La storia è sempre altro da sè.
Mi spiego meglio: chi vive una storia (cfr l’editoriale del mese scorso) la vive in prima persona e dunque ne è, in qualche modo, protagonista. Se giochi a calcio, se vivi un grande amore, se cominci a svolgere un lavoro, se rispondi a una vocazione, sei tu a farlo. Questo è chiaro. Tuttavia quel che vivi è una situazione che non coincide con te stesso e che ti spinge fuori di te. La storia che vivi non sei tu, ma è la storia che ti sollecita, ti chiama, ti interpella, ti interroga, ti smuove,…

Vivere veramente una storia è sempre un’esperienza di alterità nella quale ci si gioca.
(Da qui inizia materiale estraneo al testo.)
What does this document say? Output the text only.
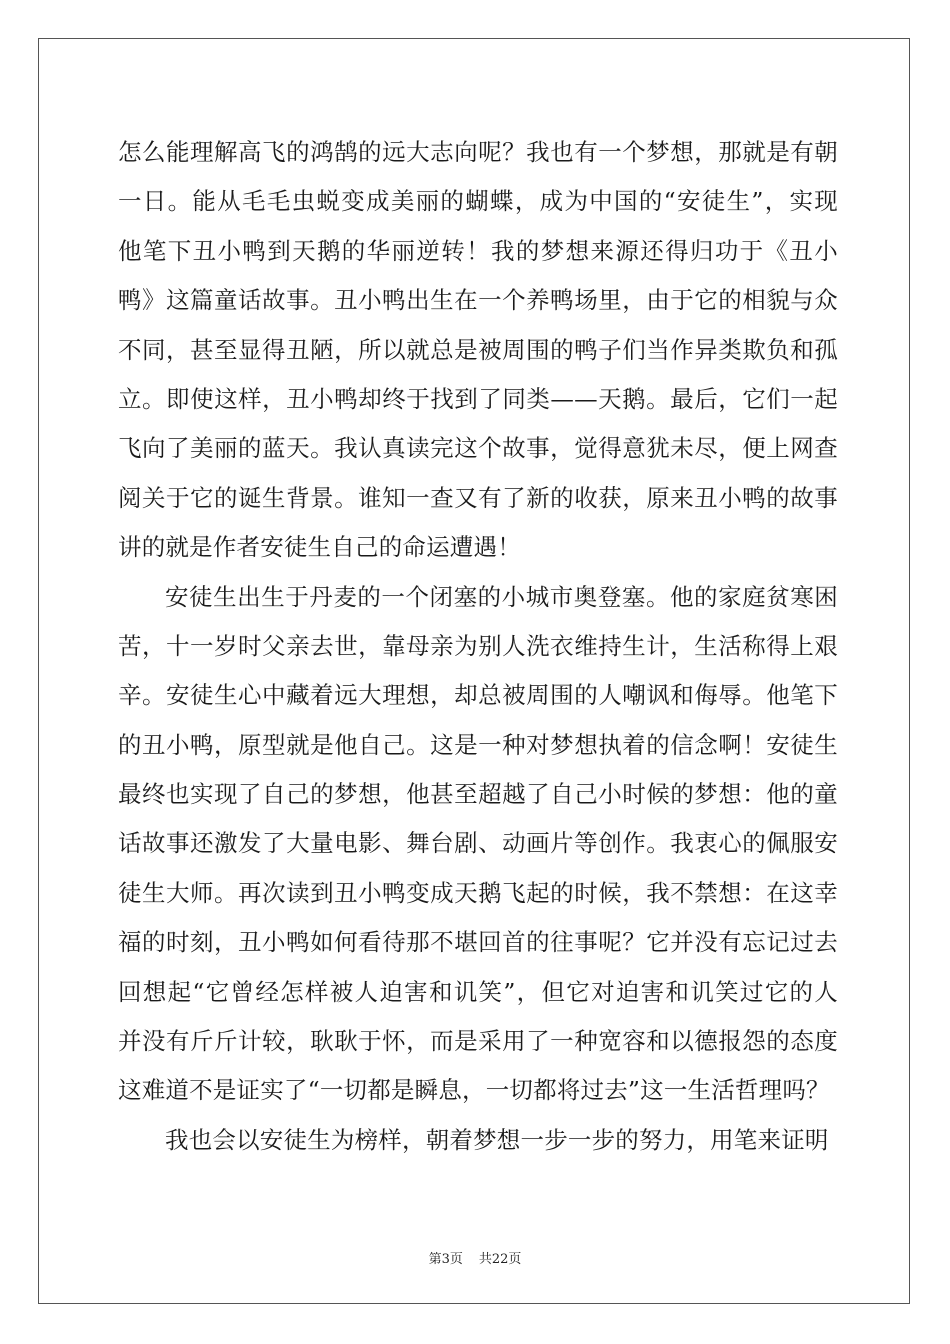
怎么能理解高飞的鸿鹄的远大志向呢？我也有一个梦想，那就是有朝
一日。能从毛毛虫蜕变成美丽的蝴蝶，成为中国的“安徒生”，实现
他笔下丑小鸭到天鹅的华丽逆转！我的梦想来源还得归功于《丑小
鸭》这篇童话故事。丑小鸭出生在一个养鸭场里，由于它的相貌与众
不同，甚至显得丑陋，所以就总是被周围的鸭子们当作异类欺负和孤
立。即使这样，丑小鸭却终于找到了同类——天鹅。最后，它们一起
飞向了美丽的蓝天。我认真读完这个故事，觉得意犹未尽，便上网查
阅关于它的诞生背景。谁知一查又有了新的收获，原来丑小鸭的故事
讲的就是作者安徒生自己的命运遭遇！
安徒生出生于丹麦的一个闭塞的小城市奥登塞。他的家庭贫寒困
苦，十一岁时父亲去世，靠母亲为别人洗衣维持生计，生活称得上艰
辛。安徒生心中藏着远大理想，却总被周围的人嘲讽和侮辱。他笔下
的丑小鸭，原型就是他自己。这是一种对梦想执着的信念啊！安徒生
最终也实现了自己的梦想，他甚至超越了自己小时候的梦想：他的童
话故事还激发了大量电影、舞台剧、动画片等创作。我衷心的佩服安
徒生大师。再次读到丑小鸭变成天鹅飞起的时候，我不禁想：在这幸
福的时刻，丑小鸭如何看待那不堪回首的往事呢？它并没有忘记过去
回想起“它曾经怎样被人迫害和讥笑”，但它对迫害和讥笑过它的人
并没有斤斤计较，耿耿于怀，而是采用了一种宽容和以德报怨的态度
这难道不是证实了“一切都是瞬息，一切都将过去”这一生活哲理吗？
我也会以安徒生为榜样，朝着梦想一步一步的努力，用笔来证明
第3页 共22页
Chi è che non vive storie? Chi è imbozzolato dentro se stesso, chi è chiuso a riccio, chi è indisponibile a essere toccato dall’esterno. Chi scrive storie è colui che sa farsi scalfire, che è disposto a uscire da sé, a osservare, a farsi coinvolgere. In caso contrario la scrittura sarà solo un girare attorno a se stessi e dunque a vuoto.

Le storie dunque vanno attese più che cercate. Le storie ci vengono incontro come in una “visitazione”. A volte cioè avviene d’improvviso come in una illuminazione e allora diciamo: “ecco, lì c’era una storia e io non lo sapevo! Me ne rendo conto solo adesso!”. A volte invece ci vengono incontro lentamente, prendono forma biologicamente in noi e davanti a noi e magari ce ne accorgiamo solo dopo averle vissute. Così le storie ci raggiungono – per dirlo con i versi di Ruth Fainlight nella poesia Visitation – come

un’onda crespa di spuma chiara e silente
come un foglio di vetro che scivola attraverso
la ghiaia che bagna i tuoi piedi prima
che tu te ne accorga e si smorza e svanisce

Allora ecco il compito dello scrittore: aprirsi a una nuova nascita, distillando (non semplicemente “usando”) la propria energia. Si possono applicare altri versi di Ruth Fainlight (The Other):

E questo sarà il compito più lungo: dare attenzione,
aprirmi. Distillare la mia energia
è più difficile che usarla.
Eppure di certo a rivelarne la presenza.
Sarà il suo andare contro le vene della mia natura
che sempre invoca una scelta. Lo sento, sarà doloroso
e forte come una nascita in cui non c’è pausa.

Vivere storie e narrarle significa riconoscere radicalmente e assolutamente che non siamo fatti solo per noi stessi.